-Re: Split brain - is it possible in hadoop?
Michael Segel 2012-06-19, 12:47
In your example, you only have one active Name Node. So how would you encounter a 'split brain' scenario?
Maybe it would be better if you defined what you mean by a split brain?
On Jun 18, 2012, at 8:30 PM, hdev ml wrote:
> All hadoop contributors/experts,
> I am trying to simulate split brain in our installation. There are a few
> things we want to know
> 1. Does data corruption happen?
> 2. If Yes in #1, how to recover from it.
> 3. What are the corrective steps to take in this situation e.g. killing one
> namenode etc
> So to simulate this I took following steps.
> 1. We already have a healthy test cluster, consisting of 4 machines. One
> machine runs namenode and a datanode, other machine runs secondarynamenode
> and a datanode, 3rd runs jobtracker and a datanode, and 4th one just a
> 2. Copied the hadoop installation folder to a new location in the datanode.
> 3. Kept all configurations same in hdfs-site and core-site xmls, except
> renamed the fs.default.name to a different URI
> 4. The namenode directory - dfs.name.dir was pointing to the same shared
> NFS mounted directory to which the main namenode points to.
> I started this standby namenode using following command
> bin/hadoop-daemon.sh --config conf --hosts slaves start namenode
> It errored out saying that "the directory is already locked", which is an
> expected behaviour.
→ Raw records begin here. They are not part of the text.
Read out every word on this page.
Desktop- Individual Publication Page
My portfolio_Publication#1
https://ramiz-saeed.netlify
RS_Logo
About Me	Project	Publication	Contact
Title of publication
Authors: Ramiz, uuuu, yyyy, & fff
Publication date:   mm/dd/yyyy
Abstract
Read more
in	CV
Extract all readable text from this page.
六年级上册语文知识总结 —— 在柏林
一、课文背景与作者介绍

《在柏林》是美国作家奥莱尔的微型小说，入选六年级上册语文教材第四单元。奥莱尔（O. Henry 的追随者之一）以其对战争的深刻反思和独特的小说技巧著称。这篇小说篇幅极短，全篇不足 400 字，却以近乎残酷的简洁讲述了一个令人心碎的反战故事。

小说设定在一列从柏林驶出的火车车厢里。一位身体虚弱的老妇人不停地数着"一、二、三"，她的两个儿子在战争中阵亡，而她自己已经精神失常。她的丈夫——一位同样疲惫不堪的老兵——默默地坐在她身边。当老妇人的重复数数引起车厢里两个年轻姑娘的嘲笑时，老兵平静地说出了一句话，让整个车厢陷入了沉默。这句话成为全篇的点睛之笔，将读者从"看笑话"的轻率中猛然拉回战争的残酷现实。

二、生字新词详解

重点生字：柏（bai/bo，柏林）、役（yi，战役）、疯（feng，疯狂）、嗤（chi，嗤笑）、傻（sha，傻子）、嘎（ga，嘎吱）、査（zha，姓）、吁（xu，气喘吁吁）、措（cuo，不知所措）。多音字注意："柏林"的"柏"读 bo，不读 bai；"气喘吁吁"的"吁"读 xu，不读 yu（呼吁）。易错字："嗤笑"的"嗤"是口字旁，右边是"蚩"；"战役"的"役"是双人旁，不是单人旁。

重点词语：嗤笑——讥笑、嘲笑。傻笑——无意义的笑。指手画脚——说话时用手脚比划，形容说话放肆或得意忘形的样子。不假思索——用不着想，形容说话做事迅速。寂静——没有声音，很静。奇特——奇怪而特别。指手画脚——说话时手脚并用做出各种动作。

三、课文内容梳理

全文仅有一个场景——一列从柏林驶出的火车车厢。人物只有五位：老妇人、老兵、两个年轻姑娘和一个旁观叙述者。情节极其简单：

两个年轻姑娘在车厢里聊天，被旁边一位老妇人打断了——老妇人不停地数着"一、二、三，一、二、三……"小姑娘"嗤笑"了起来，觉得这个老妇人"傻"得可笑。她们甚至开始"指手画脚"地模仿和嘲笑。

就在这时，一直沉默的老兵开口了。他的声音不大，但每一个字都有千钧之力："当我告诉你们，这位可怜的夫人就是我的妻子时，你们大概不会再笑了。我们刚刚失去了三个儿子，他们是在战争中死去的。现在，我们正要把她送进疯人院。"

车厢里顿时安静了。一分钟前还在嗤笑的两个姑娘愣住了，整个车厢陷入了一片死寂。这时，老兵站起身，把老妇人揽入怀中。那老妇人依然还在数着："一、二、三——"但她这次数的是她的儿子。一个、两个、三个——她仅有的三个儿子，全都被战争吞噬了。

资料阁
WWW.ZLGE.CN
The directory has been locked by the original namenode.
> So I changed the dfs.name.dir to some other folder, and issued the same
> command. It fails with message - "namenode has not been formatted", which
> is also expected.
> This makes me think - does splitbrain situation really occur in hadoop?
> My understanding is that split brain happens because of timeouts on the
> main namenode. The way it happens is, when the timeout occurs, the HA
> implementation - Be it Linux HA, Veritas etc., thinks that the main
> namenode has died and tries to start the standby namenode. The standby
> namenode starts up and then main namenode comes back from the timeout phase
> and starts functioning as if nothing happened, giving rise to 2 namenodes
> in the cluster - Split Brain.
> Considering the error messages and the above understanding, I cannot point
> 2 different namenodes to same directory, because the main namenode isn't
> responding but has locked the directory.
> So can I safely conclude that split brain does not occur in hadoop?
> Or am I missing any other situation where split brain happens and the
> namenode directory is not locked, thus allowing the standby namenode also
> to start up?
> Has anybody encountered this?
> Any help is really appreciated.